# Dog Ramps



## patp (Apr 30, 2007)

I have posted this in the pets section but thought I would try here too.

We have a Hymer B544 1991 left hand drive. We are looking for a dog ramp and most are wider than the habitation door on our van. The bottom flat part, where the ramp would rest, measures 16 inches.

We are prepared to make our own if we can make it safe at the part where it rests on the door way.


----------



## smick (Jun 1, 2005)

Try here: http://www.barjo.co.uk/products/discounted-productsre

Small wooden dog ramp 48 x 12"

Smick


----------



## smick (Jun 1, 2005)

Just found that they also do alluminium ramps on the Barjo site as well which are 16" wide if that helps ?

http://www.barjo.co.uk/products/ramps

Smick


----------



## patp (Apr 30, 2007)

Thanks Smick
They look good and from a quality manufacturer too!
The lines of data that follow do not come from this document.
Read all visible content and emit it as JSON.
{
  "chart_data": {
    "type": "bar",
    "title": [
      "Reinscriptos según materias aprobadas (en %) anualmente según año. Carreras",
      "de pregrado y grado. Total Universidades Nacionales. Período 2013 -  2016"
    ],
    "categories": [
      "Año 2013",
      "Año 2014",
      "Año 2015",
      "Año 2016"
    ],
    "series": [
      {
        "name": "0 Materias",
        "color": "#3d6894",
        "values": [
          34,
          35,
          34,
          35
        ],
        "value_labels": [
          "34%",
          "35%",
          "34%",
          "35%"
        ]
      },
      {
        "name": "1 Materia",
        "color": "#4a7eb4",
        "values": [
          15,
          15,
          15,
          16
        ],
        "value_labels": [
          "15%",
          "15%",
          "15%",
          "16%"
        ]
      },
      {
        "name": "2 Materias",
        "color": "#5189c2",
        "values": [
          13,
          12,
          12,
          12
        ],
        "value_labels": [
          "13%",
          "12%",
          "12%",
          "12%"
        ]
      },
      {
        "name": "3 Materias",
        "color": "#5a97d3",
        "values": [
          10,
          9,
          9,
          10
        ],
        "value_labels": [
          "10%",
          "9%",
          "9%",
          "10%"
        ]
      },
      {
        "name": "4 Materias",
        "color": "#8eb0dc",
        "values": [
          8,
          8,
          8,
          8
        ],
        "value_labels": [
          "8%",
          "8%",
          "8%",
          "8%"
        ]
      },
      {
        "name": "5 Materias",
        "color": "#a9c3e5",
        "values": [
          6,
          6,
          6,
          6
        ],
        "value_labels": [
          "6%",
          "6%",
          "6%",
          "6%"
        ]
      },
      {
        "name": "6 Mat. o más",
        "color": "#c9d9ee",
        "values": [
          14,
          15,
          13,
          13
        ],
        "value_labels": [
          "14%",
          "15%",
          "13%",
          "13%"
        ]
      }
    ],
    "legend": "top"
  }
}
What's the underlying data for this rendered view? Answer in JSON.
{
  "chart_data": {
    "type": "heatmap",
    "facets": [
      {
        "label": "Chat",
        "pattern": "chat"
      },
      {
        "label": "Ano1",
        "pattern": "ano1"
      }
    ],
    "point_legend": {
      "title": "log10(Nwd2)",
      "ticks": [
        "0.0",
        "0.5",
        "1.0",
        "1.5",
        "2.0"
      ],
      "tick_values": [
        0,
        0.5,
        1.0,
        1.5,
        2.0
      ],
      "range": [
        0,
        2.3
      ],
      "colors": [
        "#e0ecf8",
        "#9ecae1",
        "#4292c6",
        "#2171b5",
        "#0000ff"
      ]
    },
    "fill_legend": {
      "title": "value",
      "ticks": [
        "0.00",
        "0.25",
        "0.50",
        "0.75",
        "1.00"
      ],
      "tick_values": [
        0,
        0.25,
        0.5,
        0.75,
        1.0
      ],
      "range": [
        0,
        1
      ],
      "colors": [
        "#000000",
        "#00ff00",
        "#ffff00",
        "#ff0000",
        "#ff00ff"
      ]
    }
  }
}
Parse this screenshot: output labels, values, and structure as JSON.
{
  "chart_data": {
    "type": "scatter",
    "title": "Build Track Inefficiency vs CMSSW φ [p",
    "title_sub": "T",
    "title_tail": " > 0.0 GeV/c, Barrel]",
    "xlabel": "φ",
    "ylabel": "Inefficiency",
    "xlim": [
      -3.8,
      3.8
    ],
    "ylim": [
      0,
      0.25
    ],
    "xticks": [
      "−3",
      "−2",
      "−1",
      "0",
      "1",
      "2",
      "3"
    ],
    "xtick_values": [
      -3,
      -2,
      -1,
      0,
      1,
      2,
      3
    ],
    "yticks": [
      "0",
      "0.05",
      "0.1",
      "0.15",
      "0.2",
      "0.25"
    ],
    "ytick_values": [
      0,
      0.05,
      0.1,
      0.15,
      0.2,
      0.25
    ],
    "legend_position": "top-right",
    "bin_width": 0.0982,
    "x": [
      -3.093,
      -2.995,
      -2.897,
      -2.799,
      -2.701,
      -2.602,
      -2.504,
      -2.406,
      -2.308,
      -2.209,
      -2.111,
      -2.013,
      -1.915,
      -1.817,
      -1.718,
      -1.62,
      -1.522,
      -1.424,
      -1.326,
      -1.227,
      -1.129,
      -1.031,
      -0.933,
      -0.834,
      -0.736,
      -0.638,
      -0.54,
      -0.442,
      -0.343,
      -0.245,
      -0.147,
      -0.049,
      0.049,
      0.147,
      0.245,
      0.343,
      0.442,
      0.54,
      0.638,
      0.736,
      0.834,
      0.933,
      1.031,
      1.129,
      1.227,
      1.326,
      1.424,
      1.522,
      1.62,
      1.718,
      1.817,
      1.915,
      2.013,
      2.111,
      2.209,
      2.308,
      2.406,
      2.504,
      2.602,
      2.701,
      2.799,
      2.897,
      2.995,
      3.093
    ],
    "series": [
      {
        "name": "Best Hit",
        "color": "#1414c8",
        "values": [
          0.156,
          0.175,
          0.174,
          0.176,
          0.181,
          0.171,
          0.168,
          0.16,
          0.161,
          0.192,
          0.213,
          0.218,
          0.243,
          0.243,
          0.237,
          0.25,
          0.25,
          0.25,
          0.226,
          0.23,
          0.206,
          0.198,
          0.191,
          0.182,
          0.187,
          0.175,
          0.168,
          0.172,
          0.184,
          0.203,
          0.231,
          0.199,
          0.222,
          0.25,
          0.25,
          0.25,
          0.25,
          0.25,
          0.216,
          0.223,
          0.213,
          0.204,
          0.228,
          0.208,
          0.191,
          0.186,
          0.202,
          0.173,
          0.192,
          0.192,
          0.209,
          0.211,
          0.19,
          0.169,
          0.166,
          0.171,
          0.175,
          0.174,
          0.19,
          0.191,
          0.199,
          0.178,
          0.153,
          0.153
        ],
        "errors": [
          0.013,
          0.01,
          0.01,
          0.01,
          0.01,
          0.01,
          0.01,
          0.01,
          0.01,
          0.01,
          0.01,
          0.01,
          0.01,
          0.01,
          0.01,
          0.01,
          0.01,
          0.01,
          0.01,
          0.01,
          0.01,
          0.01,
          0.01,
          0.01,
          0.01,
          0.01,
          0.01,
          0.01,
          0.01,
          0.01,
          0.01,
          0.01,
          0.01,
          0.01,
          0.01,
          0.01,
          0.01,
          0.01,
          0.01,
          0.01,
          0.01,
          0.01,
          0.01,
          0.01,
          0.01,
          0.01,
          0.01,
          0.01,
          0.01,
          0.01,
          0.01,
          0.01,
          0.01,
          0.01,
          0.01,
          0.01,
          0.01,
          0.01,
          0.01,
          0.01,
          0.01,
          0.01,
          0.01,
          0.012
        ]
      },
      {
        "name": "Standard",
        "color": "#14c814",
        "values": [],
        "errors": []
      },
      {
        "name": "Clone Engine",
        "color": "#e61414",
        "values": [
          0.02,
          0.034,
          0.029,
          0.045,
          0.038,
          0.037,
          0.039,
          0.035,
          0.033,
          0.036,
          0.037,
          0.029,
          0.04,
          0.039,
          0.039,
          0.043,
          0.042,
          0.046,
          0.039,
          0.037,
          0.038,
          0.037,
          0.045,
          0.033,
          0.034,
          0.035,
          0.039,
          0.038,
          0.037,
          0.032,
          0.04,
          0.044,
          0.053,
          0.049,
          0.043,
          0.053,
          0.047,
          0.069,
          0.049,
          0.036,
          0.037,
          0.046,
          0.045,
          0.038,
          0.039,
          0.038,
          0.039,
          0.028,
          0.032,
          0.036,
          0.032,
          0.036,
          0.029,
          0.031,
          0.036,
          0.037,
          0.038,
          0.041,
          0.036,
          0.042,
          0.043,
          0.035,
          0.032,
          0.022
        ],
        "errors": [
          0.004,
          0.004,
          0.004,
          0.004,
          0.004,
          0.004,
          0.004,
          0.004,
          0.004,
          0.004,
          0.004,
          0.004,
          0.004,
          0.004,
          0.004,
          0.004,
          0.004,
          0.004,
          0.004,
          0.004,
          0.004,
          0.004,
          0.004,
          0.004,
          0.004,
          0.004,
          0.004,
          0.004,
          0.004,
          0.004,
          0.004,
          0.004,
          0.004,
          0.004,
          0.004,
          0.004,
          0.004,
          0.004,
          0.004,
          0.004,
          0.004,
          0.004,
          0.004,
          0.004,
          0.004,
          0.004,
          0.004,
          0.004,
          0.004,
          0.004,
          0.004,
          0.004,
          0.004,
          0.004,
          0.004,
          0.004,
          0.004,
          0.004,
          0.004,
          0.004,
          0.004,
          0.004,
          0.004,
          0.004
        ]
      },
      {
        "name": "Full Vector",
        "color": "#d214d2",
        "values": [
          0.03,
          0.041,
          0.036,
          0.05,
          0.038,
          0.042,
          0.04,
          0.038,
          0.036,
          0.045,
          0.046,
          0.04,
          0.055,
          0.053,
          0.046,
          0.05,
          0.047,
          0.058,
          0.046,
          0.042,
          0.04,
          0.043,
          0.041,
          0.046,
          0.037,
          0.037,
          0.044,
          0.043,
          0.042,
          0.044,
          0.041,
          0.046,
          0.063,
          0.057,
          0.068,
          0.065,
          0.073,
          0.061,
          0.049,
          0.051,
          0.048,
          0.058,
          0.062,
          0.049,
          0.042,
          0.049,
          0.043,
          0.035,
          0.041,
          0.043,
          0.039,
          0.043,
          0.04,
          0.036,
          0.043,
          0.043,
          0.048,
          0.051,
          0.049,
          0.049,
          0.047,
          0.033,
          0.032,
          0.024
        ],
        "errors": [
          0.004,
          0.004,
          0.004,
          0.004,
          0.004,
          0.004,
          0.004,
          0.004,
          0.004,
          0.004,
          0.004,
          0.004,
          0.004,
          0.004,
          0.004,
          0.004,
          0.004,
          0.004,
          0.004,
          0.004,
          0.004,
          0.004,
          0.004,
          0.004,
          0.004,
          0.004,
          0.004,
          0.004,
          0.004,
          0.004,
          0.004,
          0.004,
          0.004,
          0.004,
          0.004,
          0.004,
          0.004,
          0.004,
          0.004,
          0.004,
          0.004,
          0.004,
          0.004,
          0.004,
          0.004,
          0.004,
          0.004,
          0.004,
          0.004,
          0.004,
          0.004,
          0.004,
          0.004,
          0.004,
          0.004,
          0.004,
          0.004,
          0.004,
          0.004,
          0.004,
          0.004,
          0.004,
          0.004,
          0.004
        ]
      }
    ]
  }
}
Will show them to Chris (who thinks we should carry on lifting 25kg dog into motorhome) and see what he says.


----------



## smick (Jun 1, 2005)

Discuss with Chris what potential physiotherapist's bills will look like - I'm sure he'll see sense !


----------



## patp (Apr 30, 2007)

Daughter's a physio :roll: Can't fix the dog though can she? Oh no "busy" "not qualified to treat dogs" etc etc etc. So after paying for her education we have to now pay £38 a week for an vet/acupuncturist. Mutter mutter mutter.


----------